I am honestly in complete confusion as to why all wedding vendors and personnel seem to feel it’s necessary to rebuke us for not arranging everything a year in advance. Sure, we procrastinated like nobody’s business, but we were already getting this at T minus 6 months. What do they do with people who have 6-month engagements, tell them they’re really getting off to a bad start planning their lives together? It’s not like we can say, “Oops, my bad, we’ll remember that for next time.” This is a field where what everyone says doesn’t always go, and the 10% who don’t follow the rules seem to have the best time and come out the least scathed. So it’s natural that I, as one of the 10% in most other arenas, would attempt to bull my way through this.
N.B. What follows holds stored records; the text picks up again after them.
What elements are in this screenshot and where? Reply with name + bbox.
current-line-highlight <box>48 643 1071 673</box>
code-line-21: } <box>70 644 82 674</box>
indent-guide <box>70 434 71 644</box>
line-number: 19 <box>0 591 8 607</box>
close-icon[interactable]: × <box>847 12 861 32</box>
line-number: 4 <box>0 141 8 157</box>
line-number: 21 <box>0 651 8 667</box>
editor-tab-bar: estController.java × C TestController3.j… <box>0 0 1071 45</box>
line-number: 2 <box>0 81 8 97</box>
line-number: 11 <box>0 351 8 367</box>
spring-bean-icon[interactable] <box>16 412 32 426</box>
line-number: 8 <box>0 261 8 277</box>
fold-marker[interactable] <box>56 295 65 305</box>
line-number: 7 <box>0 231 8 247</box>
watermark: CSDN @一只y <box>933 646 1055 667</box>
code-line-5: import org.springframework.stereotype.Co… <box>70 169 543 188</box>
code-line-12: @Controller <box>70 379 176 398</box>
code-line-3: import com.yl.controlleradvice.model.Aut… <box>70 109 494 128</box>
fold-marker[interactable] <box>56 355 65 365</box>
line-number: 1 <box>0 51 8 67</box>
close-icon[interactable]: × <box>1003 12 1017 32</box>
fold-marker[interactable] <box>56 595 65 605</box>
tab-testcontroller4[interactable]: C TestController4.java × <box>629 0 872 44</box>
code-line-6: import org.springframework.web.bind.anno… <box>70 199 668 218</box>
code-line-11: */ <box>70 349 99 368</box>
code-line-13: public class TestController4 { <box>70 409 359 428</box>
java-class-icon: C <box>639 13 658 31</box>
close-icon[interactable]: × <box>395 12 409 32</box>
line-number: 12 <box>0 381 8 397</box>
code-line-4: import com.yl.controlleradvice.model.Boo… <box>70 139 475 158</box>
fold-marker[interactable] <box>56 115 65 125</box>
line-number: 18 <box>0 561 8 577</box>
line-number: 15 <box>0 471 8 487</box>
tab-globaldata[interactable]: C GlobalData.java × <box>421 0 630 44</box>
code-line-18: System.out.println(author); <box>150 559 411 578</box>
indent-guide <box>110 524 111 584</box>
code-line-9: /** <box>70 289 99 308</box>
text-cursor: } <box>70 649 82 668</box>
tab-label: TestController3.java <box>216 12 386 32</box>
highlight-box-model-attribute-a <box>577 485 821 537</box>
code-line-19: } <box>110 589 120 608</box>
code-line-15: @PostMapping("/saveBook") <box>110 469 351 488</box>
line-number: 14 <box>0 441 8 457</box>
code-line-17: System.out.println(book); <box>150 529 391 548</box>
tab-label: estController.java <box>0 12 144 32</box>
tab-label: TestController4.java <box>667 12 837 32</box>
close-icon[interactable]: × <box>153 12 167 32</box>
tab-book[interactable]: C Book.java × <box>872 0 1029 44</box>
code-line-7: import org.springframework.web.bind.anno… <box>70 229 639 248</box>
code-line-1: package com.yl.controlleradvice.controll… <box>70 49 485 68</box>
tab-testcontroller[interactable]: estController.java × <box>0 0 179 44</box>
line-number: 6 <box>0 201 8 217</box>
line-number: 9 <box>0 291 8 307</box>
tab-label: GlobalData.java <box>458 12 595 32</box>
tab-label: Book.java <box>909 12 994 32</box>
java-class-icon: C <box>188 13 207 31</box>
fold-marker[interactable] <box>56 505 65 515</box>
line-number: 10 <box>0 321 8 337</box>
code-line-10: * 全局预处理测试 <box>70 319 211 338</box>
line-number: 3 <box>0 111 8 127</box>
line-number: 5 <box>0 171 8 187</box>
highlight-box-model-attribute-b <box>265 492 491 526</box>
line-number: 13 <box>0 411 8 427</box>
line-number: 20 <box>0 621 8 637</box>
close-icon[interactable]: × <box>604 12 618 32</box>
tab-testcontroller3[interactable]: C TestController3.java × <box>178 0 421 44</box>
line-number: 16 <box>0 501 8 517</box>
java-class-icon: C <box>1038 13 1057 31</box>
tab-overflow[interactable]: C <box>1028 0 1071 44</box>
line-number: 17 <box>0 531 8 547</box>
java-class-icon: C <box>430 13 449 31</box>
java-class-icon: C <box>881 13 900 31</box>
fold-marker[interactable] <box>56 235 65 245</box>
In retrospect, that was a bad move, if only for the flood tide of social censure I’m enduring just because bouncy people make me nuts and I like to avoid them.

But anyway. Do these people not talk to each other? Do cake decorators never speak with dress shop attendants and find out that all their wedding planners give people the same advice? More importantly, do they think this is in any way endearing to the customer, or that it’ll make them want to recommend the facility to someone with better planning skills? Especially when the customer is sick to death of being told how insufficient she is and just wants the thing around the corner to knock her cold when it comes at her out of the promised nowhere so she can wake up after the wedding and go on with her life.

We started out with the intent of not doing everything ourselves, since that way lies madness and lack of free time. Then we found out just how annoying 90% of wedding vendors are and how little patience we have with large doses of that, and switched to coordinating everything ourselves. When it became obvious that if we continued in this vein we wouldn’t be having a wedding, we sucked it up and started vendor-hunting again. Only this time, they’re twice as annoying since all of them are now programmed with the auto-repeat loop of “It’s just around the corner! You’re really cutting it close! It’s almost here! It’s really down to the wire! It’s just around the corner!” and have been for the last six months. I’m beginning to feel my eye twitch whenever someone says any of the above.

This includes my family. Continue reading

I’m not the only person in my workplace to be planning a wedding. One of the guys has about 10 days left till his and I envy him his lower stress level. The weird thing is that he still calls his fiancée his girlfriend. I wonder how long it’ll take his brain to upgrade to “wife.” If it takes more than a few days, I think she’s going to get pissed. Then again, they’ve only been engaged about six months, so they’re not highly trained to say fiancé(e). Unlike me and Kelson. I wonder how long it’ll take us to adjust…..

Ordered it last weekend. It’s got everything: full coverage up top, pretty beading, short train, and it’s not blinding squeaky-clean wash-me-out white. And it’s made for the height I am in my shoes, with an adjustable lace-up back, so with any luck, I won’t need massive alterations. It’s got this split top skirt thing going, with beading along the edges, that I really can’t say why I think is cool. I never thought I’d be one to go for the Disney princess look, but it works. The one offputting note is the beading is blue. Don’t get me wrong, I love blue. I’m probably the only female in America never to have put any thought into her nuptial proceedings beyond some fuzzy mental photos of a church and a white dress, but I know for certain the white blur never had any color on it. Oh well. Just means I don’t have to paint my toenails blue (though I think I will anyway). Now, if we can just get a location so I don’t turn into a dressed-up cliché……

Aaagh. Every time we try to get something going on wedding planning, we find more reasons to scrap the whole thing. Last month we got soured on a whole lot of aspects with one series of tours, and we just managed to get ourselves out of the house on the subject again today.

I had vowed at the beginning of this to avoid David’s, the Wal-Mart of bridal stores, like the plague. However, being this close and having nothing to show for it but a pair of shoes, toasting glasses, and a cake server has begun to freak me out, so I braved the place. I remembered walking in and being accosted by a plethora of pushy, smiley salestwigs who wanted us to try on all sorts of stuff. Not this time. Turns out the place is having a sale, and as a result was completely packed. And sometime between 2000 and 2003, they made appointments mandatory for bridal tryons. So here I am, getting wonderful upper-arm exercise pawing through the racks, trying to get the attention of someone who won’t even take the time to ask if I have an appointment, and nobody bothers to tell me that I need one. For half an hour. So they’re off my list, again.

Then we get home and there’s another piece of paper spam for a hotel offering reception sevices. Since there’s no way my hair could make a standard-time-slot morning wedding on time, we’re looking at afternoon, which means a dinner reception. Their cheapest dinner is $31.95 a plate, not including 19% gratuity and 7.75% sales tax, which makes it $40.97 a person. And depending on what the “chef’s choice” of vegetable might be, Kelson might not be able to eat it. No, thank you.

Vegas is looking pretty and shiny again.